Some stakeholders believe the Federal Government and NERC were not supposed to have roped themselves in metering. They insisted that the inability to resolve the metering issues over the years created a liquidity crisis in the power sector and put a lot of Nigerians under the burden of estimated billing.

A meter manufacturer, speaking on the condition of anonymity, told The Guardian that NERC had engaged with the metering companies and the option of liberalisation of meters was being considered.

He said NERC has told metering stakeholders that MAPs would determine the price of meters while the regulator would only play the monitoring role and stop profiteering.

He expressed concerns over the planned recapitalisation, noting that a lot of companies could be disenfranchised. He advised different layers of capitalisation just like it is being done by the CBN.

Professor of Petroleum Economics and Policy Research, Wunmi Iledare, said while NERC may be thinking outside the box with the metering issue, allowing meters to be bought anywhere on the shelves should not be an option because “metering standards can easily be compromised.”

On passing the burden on consumers, Iledare opposed the idea and said it remained the responsibility of the sellers of electricity to properly and accurately measure the quantity of power consumed by consumers.

“NERC needs to designate estimated billing as an unethical business practice,” Iledare said.
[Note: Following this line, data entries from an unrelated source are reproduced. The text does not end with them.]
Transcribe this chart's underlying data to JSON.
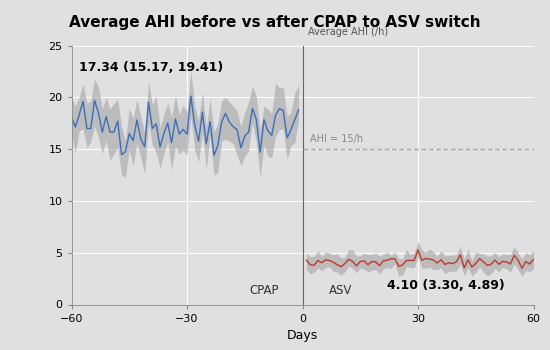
{
  "title": "Average AHI before vs after CPAP to ASV switch",
  "xlabel": "Days",
  "ylabel_label": "Average AHI (/h)",
  "ylim": [
    0,
    25
  ],
  "yticks": [
    0,
    5,
    10,
    15,
    20,
    25
  ],
  "xlim": [
    -60,
    60
  ],
  "xticks": [
    -60,
    -30,
    0,
    30,
    60
  ],
  "cpap_mean": 17.34,
  "cpap_ci_low": 15.17,
  "cpap_ci_high": 19.41,
  "asv_mean": 4.1,
  "asv_ci_low": 3.3,
  "asv_ci_high": 4.89,
  "ahi_threshold": 15,
  "ahi_threshold_label": "AHI = 15/h",
  "blue_color": "#3a6fbe",
  "red_color": "#c0392b",
  "gray_band_color": "#aaaaaa",
  "dashed_line_color": "#aaaaaa",
  "title_bg_color": "#cccccc",
  "plot_bg_color": "#e0e0e0",
  "grid_color": "#ffffff",
  "cpap_label": "CPAP",
  "asv_label": "ASV",
  "annotation_cpap": "17.34 (15.17, 19.41)",
  "annotation_asv": "4.10 (3.30, 4.89)",
  "seed": 42
}
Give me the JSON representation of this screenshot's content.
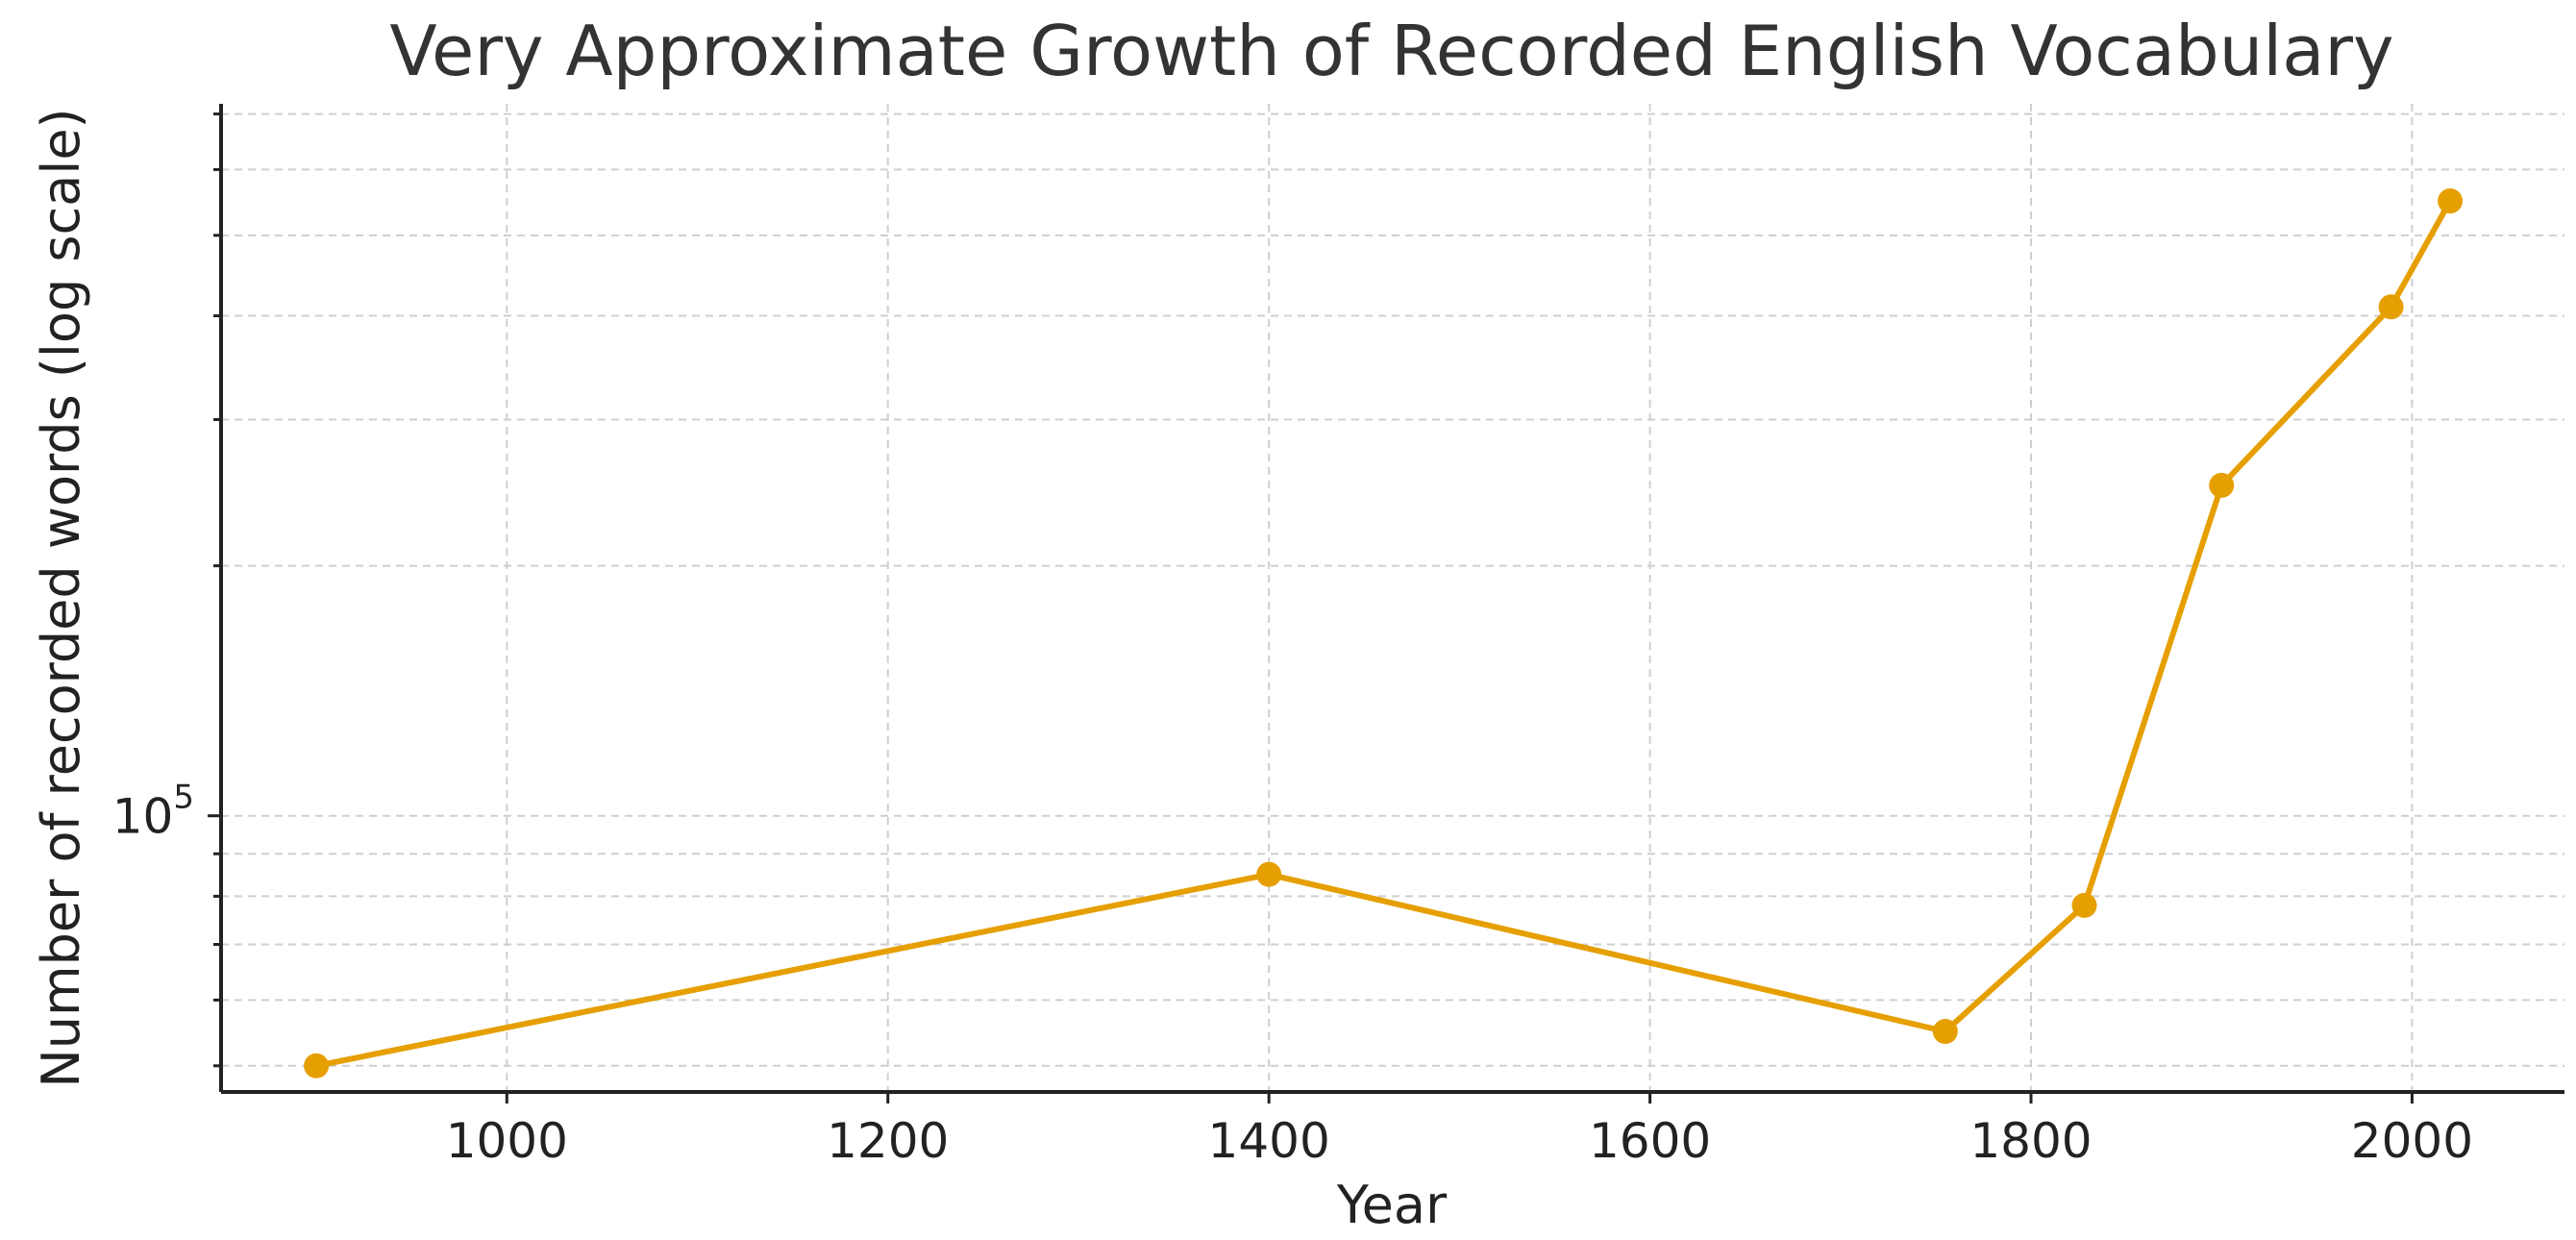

Energy consultant, Dan D. Kunle, said the metering of households was not expected to involve the Federal Government.

According to him, since the government did not help to buy telephone handsets, air-conditioning for households, or gas cookers and refrigerators, the procurement of meters should not have been a complicated issue.

“How did the Federal Government allow itself to be distracted by the issue of meters? The power sector value chain management is by far more enormous than just meters. Transmission is a big headache; gas production and supplies are big enough for the government. Distribution transformers are big issues,” he said.

A stakeholder in the sector, Adetayo Adegbemle, said the country’s macroeconomic indices do not encourage stable pricing for materials that are sourced in foreign exchange.

According to him, the development encourages liberalisation, adding that NERC is looking at the issue from that angle. “Liberalisation, for me, is a good move, although the devil is in the finer details,” he said.

Former President of the Chartered Institute of Bankers of Nigeria (CIBN) and Professor of Economics at Babcock University, Segun Ajibola, lamented that metering remains one of the Achilles heels in the electricity chain in Nigeria.

Ajibola said: “Prepaid metering should ordinarily be available by the asking. But it has become a mafia in content and context between electricity companies and their regulators on the one hand, and the helpless and hapless Nigerians who are the consumers on the other hand.”

The new initiative to remove this clog, according to him, remains a welcome development as he expressed support for the idea of liberalising the supply of prepaid meters to needy consumers.

He said any funding support by the Federal Government for the meter suppliers must change the current unsavoury narrative.